Desnazificação das escolas brasileiras, por Fábio de Oliveira Ribeiro

Lula fez um grande serviço ao país ao revogar a militarização das escolas.

Foto de Márcia Foletto no jornal O Globo em 1995

Desnazificação das escolas brasileiras

por Fábio de Oliveira Ribeiro

Um dos aspectos mais tenebrosos e doentios do governo Bolsonaro foi a militarização das escolas. Ela não apenas rebaixou a autonomia pedagógica impondo um tipo específico de doutrinação política incompatível com o que está prescrito no art. 206, da CF/88, como ampliou a missão constitucional das Forças Armadas para além da defesa da soberania e da integridade territorial brasileira (art. 142, da CF/88).

Os brasileiros devem ser educados para reconhecer a dignidade humana (art. 1º, III, da CF/88), respeitar a prevalência dos direitos humanos (art. 4º, II, da CF/88) e não apoiar o racismo, a tortura e a criação de grupos terroristas (art. 5º, incisos XLII, XLIII e XLIV, da CF/88). A educação civil só pode ser estruturada com base na tolerância. No Brasil, a vida em sociedade é baseada na liberdade e na cooperação voluntária. Cidadãos são livres para decidir o que desejam fazer ou não fazer.

Um militar não pode ser tolerante em relação ao inimigo externo que ameaçou a soberania nacional. A vida militar é estruturada com base numa hierarquia rígida. Militares cumprem ordens. Portanto, a educação militar deve ser provida exclusivamente aos cidadãos que ingressam nas Forças Armadas. Não só isso, os casos de abusos nas escolas militares são suficientemente graves para comprometer esse modelo de educação.

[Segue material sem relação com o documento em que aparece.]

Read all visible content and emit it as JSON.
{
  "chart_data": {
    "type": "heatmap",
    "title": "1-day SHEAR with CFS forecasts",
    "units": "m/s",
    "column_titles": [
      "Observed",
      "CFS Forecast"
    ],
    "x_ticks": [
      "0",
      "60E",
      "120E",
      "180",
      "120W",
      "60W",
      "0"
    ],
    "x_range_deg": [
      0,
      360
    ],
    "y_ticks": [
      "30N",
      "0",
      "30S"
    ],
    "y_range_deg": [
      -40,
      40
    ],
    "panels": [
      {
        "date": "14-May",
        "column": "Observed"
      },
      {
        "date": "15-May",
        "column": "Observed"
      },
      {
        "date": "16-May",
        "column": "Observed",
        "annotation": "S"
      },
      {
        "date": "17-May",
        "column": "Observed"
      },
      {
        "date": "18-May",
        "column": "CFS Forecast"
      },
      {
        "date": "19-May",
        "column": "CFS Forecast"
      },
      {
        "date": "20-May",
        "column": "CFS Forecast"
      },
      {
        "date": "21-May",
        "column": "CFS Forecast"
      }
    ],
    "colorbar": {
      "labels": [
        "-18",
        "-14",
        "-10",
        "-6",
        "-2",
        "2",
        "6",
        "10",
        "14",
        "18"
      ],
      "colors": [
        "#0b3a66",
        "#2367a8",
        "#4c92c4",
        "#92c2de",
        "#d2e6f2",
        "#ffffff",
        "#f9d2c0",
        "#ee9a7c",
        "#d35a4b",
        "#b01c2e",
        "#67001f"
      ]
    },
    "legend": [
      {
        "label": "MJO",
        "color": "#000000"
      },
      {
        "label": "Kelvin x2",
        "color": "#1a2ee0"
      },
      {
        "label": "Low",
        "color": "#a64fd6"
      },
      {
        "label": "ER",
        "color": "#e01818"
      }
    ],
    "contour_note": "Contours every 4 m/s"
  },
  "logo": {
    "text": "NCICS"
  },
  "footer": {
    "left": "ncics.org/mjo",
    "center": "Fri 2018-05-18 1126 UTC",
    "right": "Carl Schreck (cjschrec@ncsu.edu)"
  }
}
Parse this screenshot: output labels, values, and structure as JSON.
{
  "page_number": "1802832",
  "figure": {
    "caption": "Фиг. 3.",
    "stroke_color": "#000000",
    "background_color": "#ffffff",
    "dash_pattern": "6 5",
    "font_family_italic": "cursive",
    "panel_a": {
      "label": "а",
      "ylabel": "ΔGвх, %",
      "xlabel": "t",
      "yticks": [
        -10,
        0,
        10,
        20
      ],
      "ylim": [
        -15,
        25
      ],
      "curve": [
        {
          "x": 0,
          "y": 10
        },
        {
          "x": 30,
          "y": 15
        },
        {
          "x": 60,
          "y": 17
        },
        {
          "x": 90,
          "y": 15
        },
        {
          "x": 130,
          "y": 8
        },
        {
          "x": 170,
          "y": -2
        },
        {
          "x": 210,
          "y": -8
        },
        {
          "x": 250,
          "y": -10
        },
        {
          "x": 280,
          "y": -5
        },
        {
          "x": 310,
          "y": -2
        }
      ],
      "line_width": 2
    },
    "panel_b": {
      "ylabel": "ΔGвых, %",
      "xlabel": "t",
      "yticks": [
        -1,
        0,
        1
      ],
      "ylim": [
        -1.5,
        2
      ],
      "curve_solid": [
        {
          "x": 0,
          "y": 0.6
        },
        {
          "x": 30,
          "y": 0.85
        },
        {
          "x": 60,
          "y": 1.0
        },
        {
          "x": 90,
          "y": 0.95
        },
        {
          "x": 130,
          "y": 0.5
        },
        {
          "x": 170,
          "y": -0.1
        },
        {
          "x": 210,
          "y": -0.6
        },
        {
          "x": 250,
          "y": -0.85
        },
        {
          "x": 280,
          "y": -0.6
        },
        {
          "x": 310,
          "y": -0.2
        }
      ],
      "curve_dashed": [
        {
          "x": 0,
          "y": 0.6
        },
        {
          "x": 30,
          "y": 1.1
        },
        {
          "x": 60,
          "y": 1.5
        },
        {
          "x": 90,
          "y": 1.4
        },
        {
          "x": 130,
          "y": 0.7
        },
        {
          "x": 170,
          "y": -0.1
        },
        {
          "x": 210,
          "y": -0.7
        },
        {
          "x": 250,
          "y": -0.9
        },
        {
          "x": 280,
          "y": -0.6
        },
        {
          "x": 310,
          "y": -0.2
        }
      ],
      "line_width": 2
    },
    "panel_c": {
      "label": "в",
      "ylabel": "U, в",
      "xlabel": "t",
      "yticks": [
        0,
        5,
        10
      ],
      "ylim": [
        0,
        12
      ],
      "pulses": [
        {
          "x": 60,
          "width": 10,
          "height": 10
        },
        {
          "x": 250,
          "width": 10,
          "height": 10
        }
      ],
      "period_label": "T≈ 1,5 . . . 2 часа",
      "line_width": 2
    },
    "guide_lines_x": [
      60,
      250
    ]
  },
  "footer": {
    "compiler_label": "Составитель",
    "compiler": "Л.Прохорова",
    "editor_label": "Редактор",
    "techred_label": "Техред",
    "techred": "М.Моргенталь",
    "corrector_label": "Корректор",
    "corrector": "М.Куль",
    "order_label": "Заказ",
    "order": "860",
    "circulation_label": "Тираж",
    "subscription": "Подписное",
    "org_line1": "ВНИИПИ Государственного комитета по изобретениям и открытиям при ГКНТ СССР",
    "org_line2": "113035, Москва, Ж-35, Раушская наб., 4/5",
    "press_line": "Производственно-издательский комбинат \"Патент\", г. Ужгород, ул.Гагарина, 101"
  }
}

Crianças e adolescentes não podem ser expostos aos rigores da caserna, pela simples razão de que isso as faria adquirir e introjetar preconceitos incompatíveis com os objetivos fundamentais da república (art. 3º, da CF/88). A infância e a juventude devem ser protegidas de qualquer forma de discriminação, violência, crueldade e opressão, quatro coisas que caracterizam a mentalidade militar (art. 227, da CF/88).

Nunca é demais mencionar aqui o disposto no art. 5º do ECA:

“Art. 5º Nenhuma criança ou adolescente será objeto de qualquer forma de negligência, discriminação, exploração, violência, crueldade e opressão, punido na forma da lei qualquer atentado, por ação ou omissão, aos seus direitos fundamentais.”

A ambição da extrema direita de transformar as escolas públicas em correias de transmissão da ideologia da ditadura militar deve ser repelida com vigor. A longo prazo, a preservação das escolas militarizadas por governadores adeptos do bolsonarismo comprometerá o sistema democrático brasileiro.

Lula fez um grande serviço ao país ao revogar a militarização das escolas. Todavia, governadores e prefeitos ligados a Jair Bolsonaro anunciaram que pretendem manter e ampliar a doutrinação militar das crianças e adolescentes brasileiros. Muito embora a União tenha competência exclusiva para legislar sobre as diretrizes e bases da educação (art. 24, XXIV, da CF/88) infelizmente nossa constituição outorga à União, Estados e Distrito Federal competência concorrente para legislar em matéria educacional (art. 24, IX, da CF/88).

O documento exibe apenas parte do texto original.